How Modern Programming Languages Implement Threading, and how I did it
Building a reliable thread runtime for Sunflower
Threads are one of the harder parts of language implementation, both to use correctly and to implement correctly. Writing thread-safe code is tedious and notoriously difficult to debug: race conditions, memory leaks, and subtle undefined behavior are common. Languages with thoughtful concurrency models (Go and its goroutines are a frequent example) make this problem far more manageable.
I’ve had my share of painful bugs while implementing threading in my own language, Sunflower. Below I explain the problems I faced, the design choices I considered, and the working implementation I arrived at.
#Problems I ran into
Some of the hard issues I encountered while implementing threads:
- Tracking down undefined behavior such as random segmentation faults.

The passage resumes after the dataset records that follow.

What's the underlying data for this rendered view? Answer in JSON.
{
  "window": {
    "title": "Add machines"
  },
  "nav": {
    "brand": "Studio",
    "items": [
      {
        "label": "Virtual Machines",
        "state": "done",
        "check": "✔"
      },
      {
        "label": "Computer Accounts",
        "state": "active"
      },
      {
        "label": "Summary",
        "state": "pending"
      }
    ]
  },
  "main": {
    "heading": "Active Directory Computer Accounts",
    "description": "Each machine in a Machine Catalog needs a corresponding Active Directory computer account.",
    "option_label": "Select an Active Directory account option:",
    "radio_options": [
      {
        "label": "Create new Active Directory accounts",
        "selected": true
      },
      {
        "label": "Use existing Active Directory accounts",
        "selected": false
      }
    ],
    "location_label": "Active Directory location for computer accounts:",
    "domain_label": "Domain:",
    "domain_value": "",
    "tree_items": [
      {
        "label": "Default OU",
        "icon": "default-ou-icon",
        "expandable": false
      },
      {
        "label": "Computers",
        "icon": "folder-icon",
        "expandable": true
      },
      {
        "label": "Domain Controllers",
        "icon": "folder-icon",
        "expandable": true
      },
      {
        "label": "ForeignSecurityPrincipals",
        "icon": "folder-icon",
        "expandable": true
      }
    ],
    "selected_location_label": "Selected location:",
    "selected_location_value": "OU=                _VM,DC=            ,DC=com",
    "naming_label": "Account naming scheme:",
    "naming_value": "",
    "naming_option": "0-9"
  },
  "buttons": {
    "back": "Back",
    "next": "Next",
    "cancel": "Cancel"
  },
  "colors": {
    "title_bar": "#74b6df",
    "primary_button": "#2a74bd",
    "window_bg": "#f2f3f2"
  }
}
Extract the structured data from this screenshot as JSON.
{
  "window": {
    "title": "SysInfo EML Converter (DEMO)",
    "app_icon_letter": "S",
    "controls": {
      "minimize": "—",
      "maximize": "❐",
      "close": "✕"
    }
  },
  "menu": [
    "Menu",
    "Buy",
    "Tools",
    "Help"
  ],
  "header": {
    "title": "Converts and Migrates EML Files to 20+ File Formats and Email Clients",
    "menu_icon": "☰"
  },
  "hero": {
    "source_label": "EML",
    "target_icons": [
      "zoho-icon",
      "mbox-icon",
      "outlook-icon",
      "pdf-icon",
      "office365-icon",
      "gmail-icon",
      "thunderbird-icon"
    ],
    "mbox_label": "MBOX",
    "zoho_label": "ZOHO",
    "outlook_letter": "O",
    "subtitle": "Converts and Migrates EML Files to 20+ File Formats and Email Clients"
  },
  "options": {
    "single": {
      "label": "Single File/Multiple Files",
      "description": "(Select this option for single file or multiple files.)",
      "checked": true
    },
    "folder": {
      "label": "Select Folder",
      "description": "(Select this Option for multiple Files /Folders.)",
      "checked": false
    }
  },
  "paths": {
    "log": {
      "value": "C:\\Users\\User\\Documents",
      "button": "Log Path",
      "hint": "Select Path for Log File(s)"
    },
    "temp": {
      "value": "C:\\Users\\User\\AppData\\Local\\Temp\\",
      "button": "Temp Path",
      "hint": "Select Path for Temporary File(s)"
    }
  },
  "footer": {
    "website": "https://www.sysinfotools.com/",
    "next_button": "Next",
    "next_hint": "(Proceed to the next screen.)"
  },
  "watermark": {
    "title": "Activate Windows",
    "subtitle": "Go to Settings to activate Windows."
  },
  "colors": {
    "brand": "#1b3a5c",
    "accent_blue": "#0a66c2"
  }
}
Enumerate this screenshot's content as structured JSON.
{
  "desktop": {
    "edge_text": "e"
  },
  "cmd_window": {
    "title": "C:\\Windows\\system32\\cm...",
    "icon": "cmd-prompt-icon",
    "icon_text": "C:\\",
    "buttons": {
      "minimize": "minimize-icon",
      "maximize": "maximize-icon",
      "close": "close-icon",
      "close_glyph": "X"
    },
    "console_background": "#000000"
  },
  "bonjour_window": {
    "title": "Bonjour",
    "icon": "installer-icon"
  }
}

- Allocating too many OS threads and causing resource exhaustion / leaks.
- Freeing resources too early and producing dangling pointers.
- A few other embarrassments I’ll spare you the details of.
#What is a thread?
A thread is a lightweight sequence of execution that runs concurrently with other threads and the main program. Each thread has its own stack and program counter and behaves like a small, independent program. For example, in a game one thread might listen for input, another maintain the network connection, and another render frames, they run concurrently and (on multicore hardware) possibly in parallel.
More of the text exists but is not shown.